Что бы произошло с Фабиями, Фуриями, Сципионами, Эмилиями — столпами настоящего, республиканского Рима — если бы они услышали, как законный консул сетует на безвластие и в присутствии шестисот сенаторов предлагает империй частному лицу? Увы, сегодняшние римляне не сознавали саркастического парадокса ситуации и с полной серьезностью стали подпевать горе-консулу славословия в адрес Тиберия. Тот вначале отбивался от назойливых приставаний репликами с места.
— Вы даже не представляете себе, какое это чудовище — власть, — говорил он.
— Вот именно, мы не представляем, а ты нам как раз и покажешь.
В этой будто бы льстивой фразе Тиберию почудились насмешка и даже вызов. Он резко обернулся к говорившему и, пронизывая его взглядом, изменившимся голосом спросил:
— Показать тебе чудовище, Приск?
Несчастный старик схватился за сердце и упал навзничь. Писцы бросились на помощь и вынесли его из курии. Тиберий, будто бы провожая их, вышел следом за дверь и приказал начальнику стражи выяснить, а потом доложить, действительно ли у Приска обморок или он симулирует.
— Неужели диковинные рыбки на вилле этого отъявленного богача останутся сиротками? — зло сострил кто-то на галерке.
— А самым неприятным будет, если ты не успеешь отдать ему долг, — отозвался его сосед.
— Зато тебе станет легче блудить с его дочкой! — бросил третий.
Тиберий брезгливо скосился в ту сторону, откуда исходил этот шум и, нетерпеливо побарабанив пальцами по рукоятке кресла, встал, прошел на ораторское возвышение и заговорил:
— Государство наше, хвала богам и славным предкам, необъятно, силы же человеческие ограничены. Невозможно в одиночку управиться с таким хозяйством… — он сделал паузу и внимательно обозрел зал.
Фраза была провокационной, рассчитанной на выявление республиканских настроений в Курии. Сенаторы это поняли, особенно те, кто действительно имел республиканские идеалы. Однако школа лицедейства, пройденная в марионеточном сенате Августа, позволила им скрыть глубинные чаянья души. С остекленевшими глазами и приторными физиономиями, как у женщины, прячущей под юбкой любовника, сенаторы принялись петь гимн во славу мудрости Тиберия.
Принцепс помолчал, небрежно трогая взглядом эти угодливые лица. «Однако несколько лет назад, когда я томился на Родосе, вы были совсем иного мнения о моем уме», — хотел сказать он, но удержался и поспешил прикрыть даже мысленный след этой фразы на лице, надев на него такую же глупую маску, какая была у тех, кого он только что осудил за неискренность.
Проведя этот тест и убедившись, что сенаторы не смеют в открытую говорить о возвращении республиканских порядков, Тиберий начал выстилать себе дорогу к трону витиеватыми фразами.
— Только великому Августу была по силам эта грандиозная задача. Деля с ним его заботы, я на собственном опыте убедился, сколь тяжким бременем является власть.

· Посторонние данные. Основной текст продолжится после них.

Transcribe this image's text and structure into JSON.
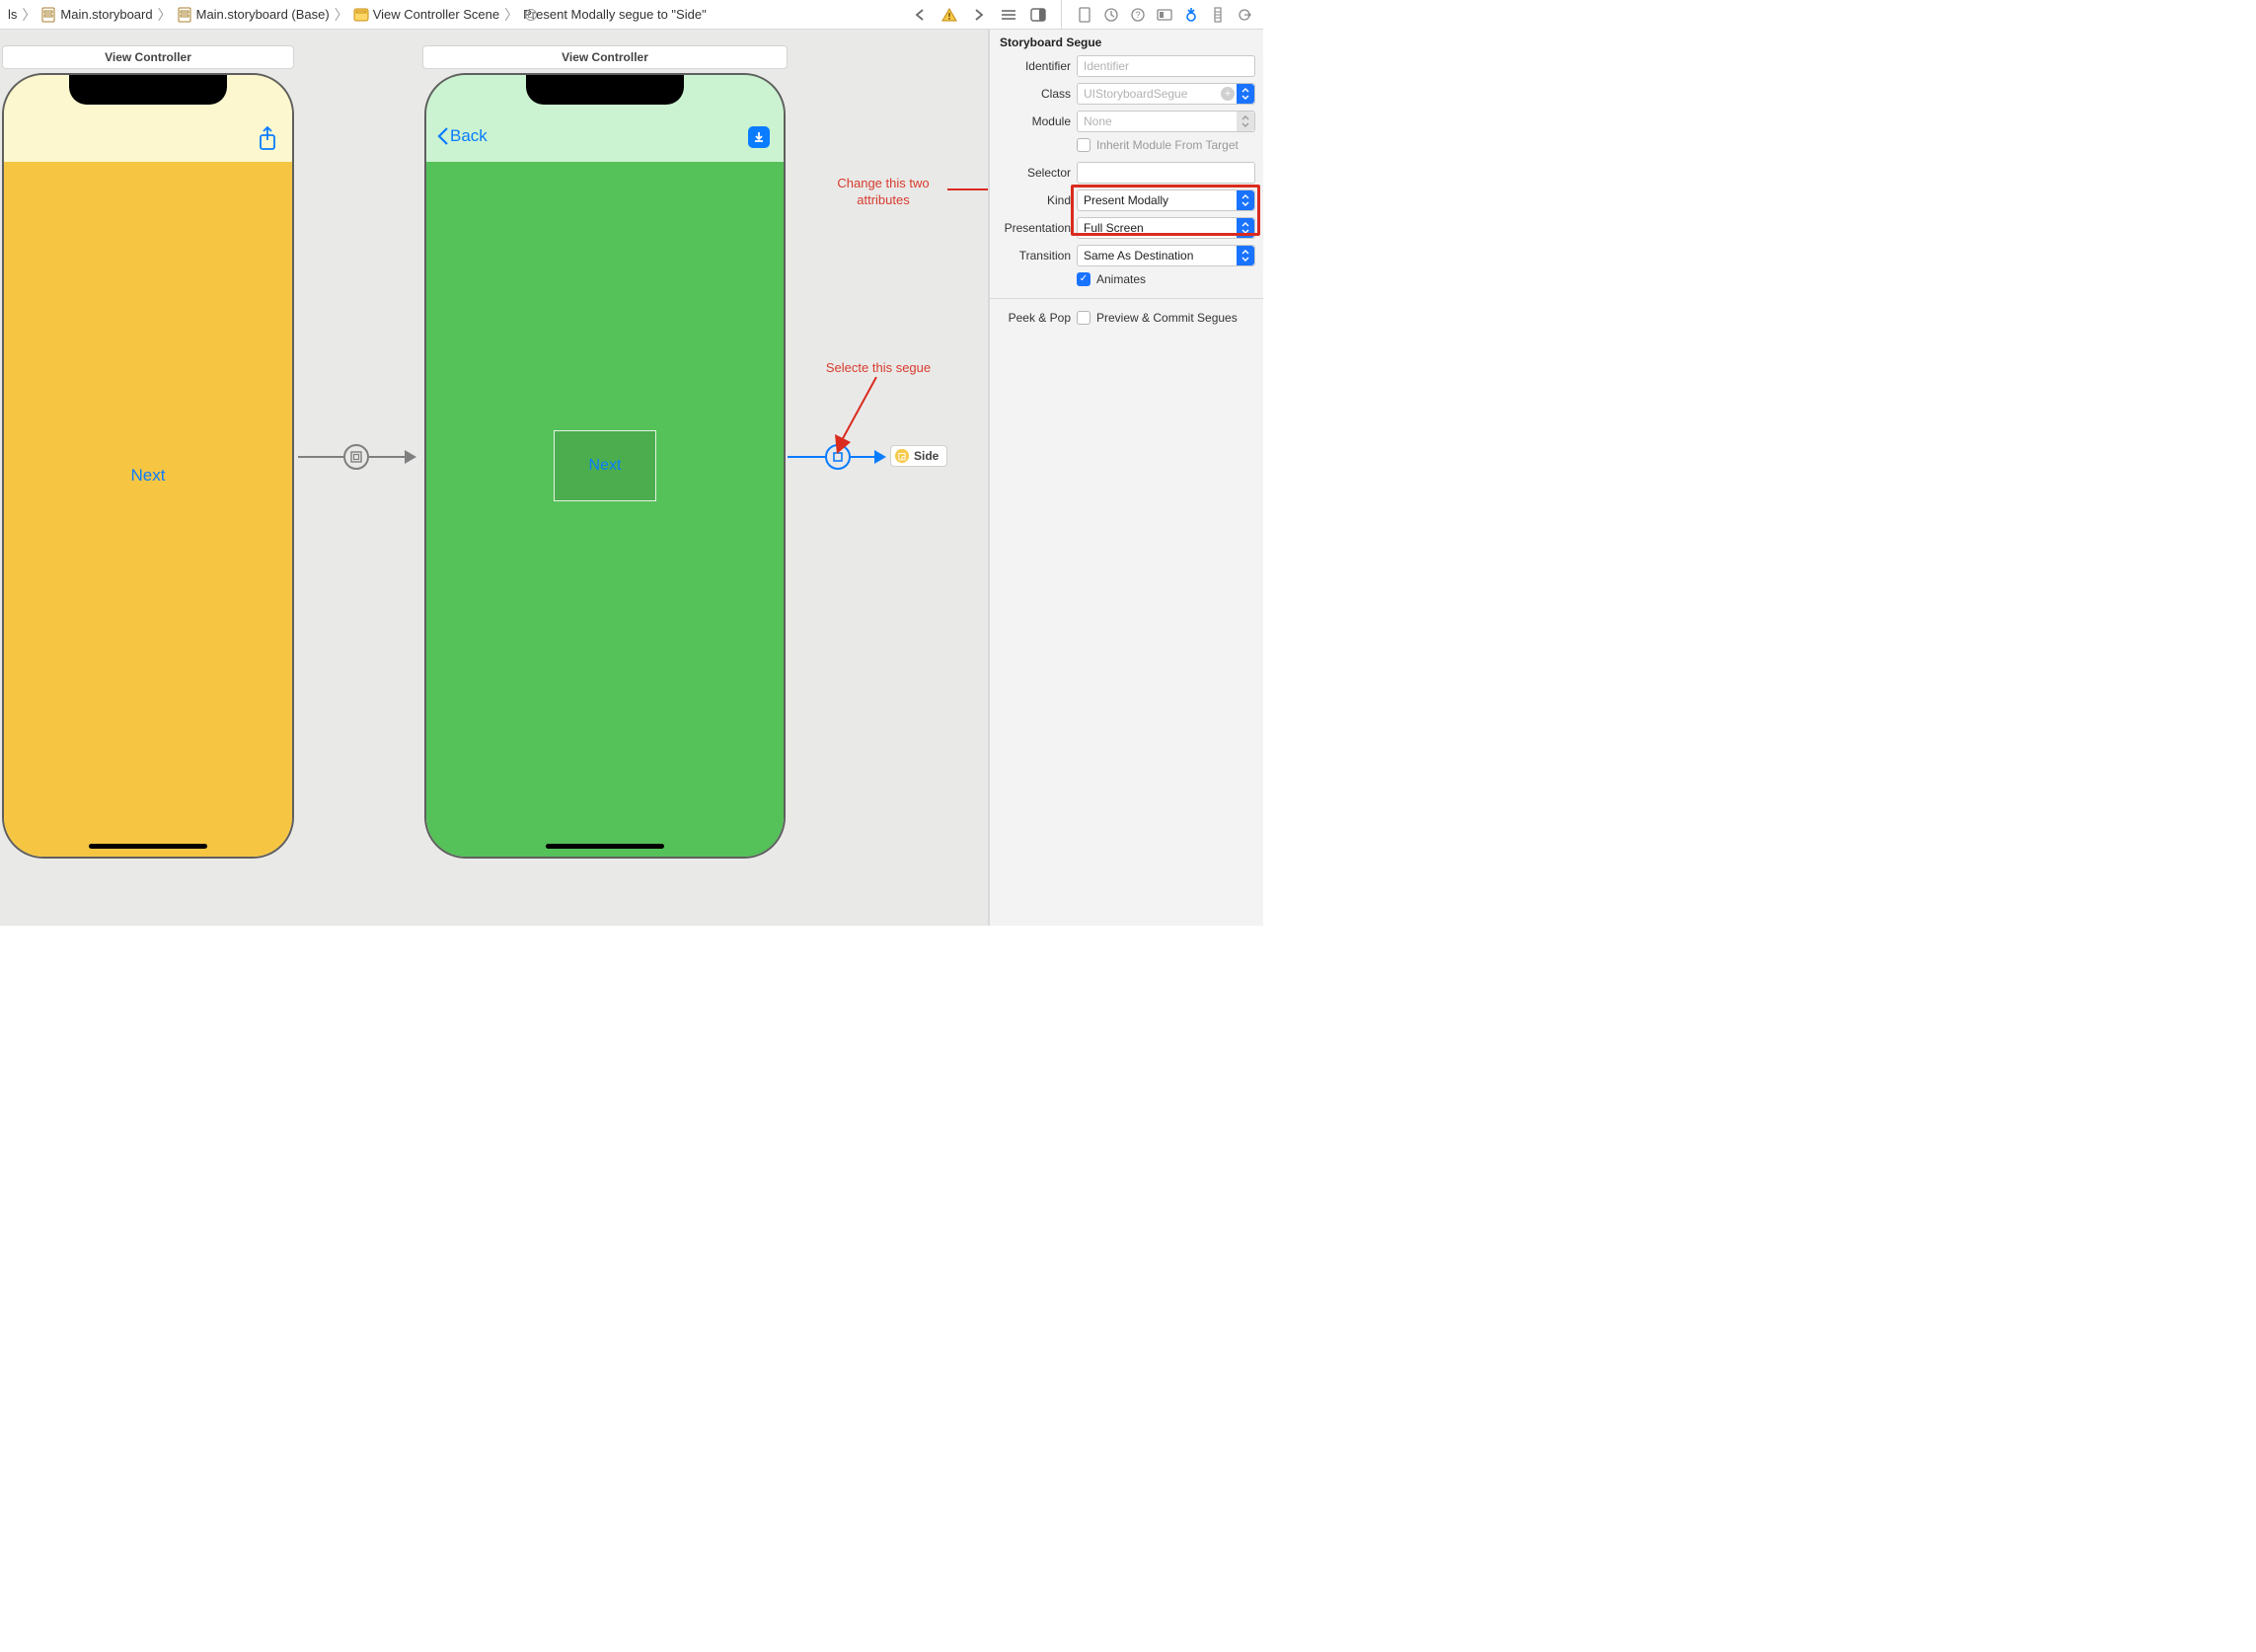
{
  "breadcrumb": {
    "items": [
      {
        "label": "ls"
      },
      {
        "label": "Main.storyboard"
      },
      {
        "label": "Main.storyboard (Base)"
      },
      {
        "label": "View Controller Scene"
      },
      {
        "label": "Present Modally segue to \"Side\""
      }
    ]
  },
  "canvas": {
    "vc1_title": "View Controller",
    "vc2_title": "View Controller",
    "p1_next": "Next",
    "p2_back": "Back",
    "p2_next": "Next",
    "side_label": "Side"
  },
  "annotations": {
    "change_attrs": "Change this two\nattributes",
    "select_segue": "Selecte this segue"
  },
  "inspector": {
    "section_title": "Storyboard Segue",
    "rows": {
      "identifier_label": "Identifier",
      "identifier_placeholder": "Identifier",
      "identifier_value": "",
      "class_label": "Class",
      "class_value": "UIStoryboardSegue",
      "module_label": "Module",
      "module_value": "None",
      "inherit_label": "Inherit Module From Target",
      "selector_label": "Selector",
      "selector_value": "",
      "kind_label": "Kind",
      "kind_value": "Present Modally",
      "presentation_label": "Presentation",
      "presentation_value": "Full Screen",
      "transition_label": "Transition",
      "transition_value": "Same As Destination",
      "animates_label": "Animates",
      "peekpop_label": "Peek & Pop",
      "peekpop_value": "Preview & Commit Segues"
    }
  }
}
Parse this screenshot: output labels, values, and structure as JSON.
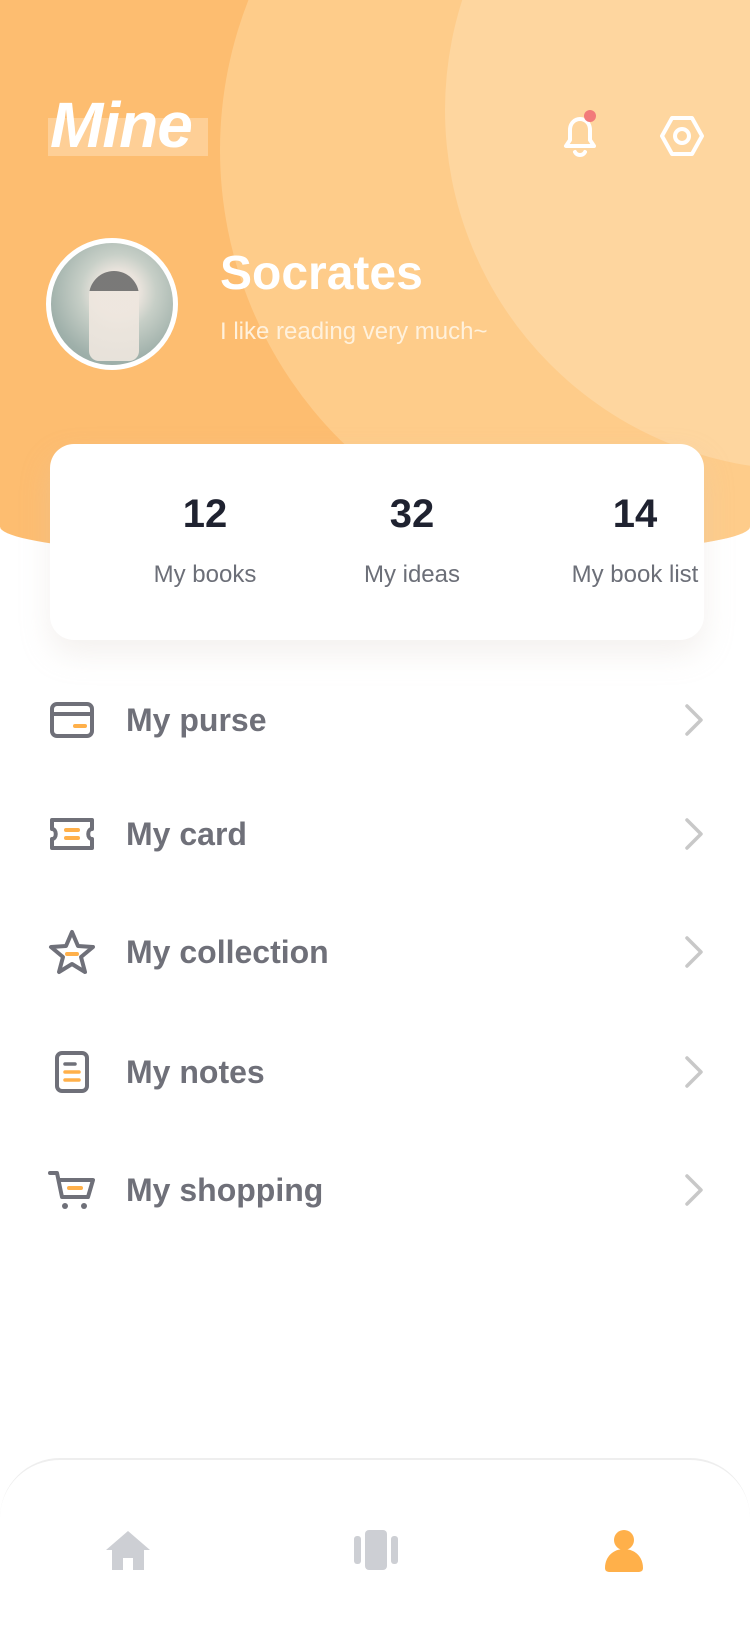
{
  "header": {
    "title": "Mine",
    "notification_icon": "bell-icon",
    "settings_icon": "settings-hexagon-icon",
    "has_unread": true
  },
  "profile": {
    "name": "Socrates",
    "motto": "I like reading very much~"
  },
  "stats": [
    {
      "value": "12",
      "label": "My books"
    },
    {
      "value": "32",
      "label": "My ideas"
    },
    {
      "value": "14",
      "label": "My book list"
    }
  ],
  "menu": [
    {
      "label": "My purse",
      "icon": "wallet-icon"
    },
    {
      "label": "My card",
      "icon": "ticket-icon"
    },
    {
      "label": "My collection",
      "icon": "star-icon"
    },
    {
      "label": "My notes",
      "icon": "note-icon"
    },
    {
      "label": "My shopping",
      "icon": "cart-icon"
    }
  ],
  "tabbar": {
    "items": [
      {
        "icon": "home-icon",
        "active": false
      },
      {
        "icon": "books-icon",
        "active": false
      },
      {
        "icon": "person-icon",
        "active": true
      }
    ]
  },
  "colors": {
    "accent": "#fdbd70",
    "accent_highlight": "#ffb04a",
    "icon_gray": "#6f7079",
    "text_dark": "#1f2230",
    "badge": "#f27a7a"
  }
}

— Если с задачей справился один, то ее одолеет и другой! — эхом отозвались слова Тиберия в зале. — Ты уже познал эти заботы, кому же как не тебе взвалить их на свои могучие плечи.
Тиберий примолк, как бы исчерпав доводы, а сенаторы задрожали от страха, что он в самом деле уступит их лживым уговорам и станет тираном. Но, благодаря таланту проницательности государственного мужа, Тиберий понял, что время притворства еще не минуло. Он велел принести и прочитать приложенную к завещанию Августа записку со справочными данными по состоянию государства. После того, как прозвучал длинный перечень провинций, легионов в них, флотилий, зависимых царств, статей налогов и расходов, принцепс воздел руки к потолку и вопросил послушную публику, мыслит ли она, чтобы с этой невообразимой массой дел управлялся один человек.
«А может быть, он и впрямь согласен потесниться на троне и приютить обиженную изгнанницу республику?» — воспряли просветленные сенаторы.
— Нет, — разочарованно ответил самому себе, а также всем оптимистам, Тиберий. — Эту задачу надобно разделить между несколькими достойными мужами.
Глаза сенаторов потухли, но они продолжали преданно таращить их на своего будущего мучителя. Наиболее подвижные тянули руки к изваяниям богов, взывали к изображению Августа и молили, молили Тиберия принять власть.
— Уступая вашим настоятельным просьбам, а также исходя из своего опыта и воли божественного Августа, который, назначая меня преемником, конечно же, имел в виду более значимое и ответственное наследство, чем хозяйство его дома, но более всего — ради сената и народа римского я, пожалуй, согласился бы принять на себя управление какой-либо частью государственных дел.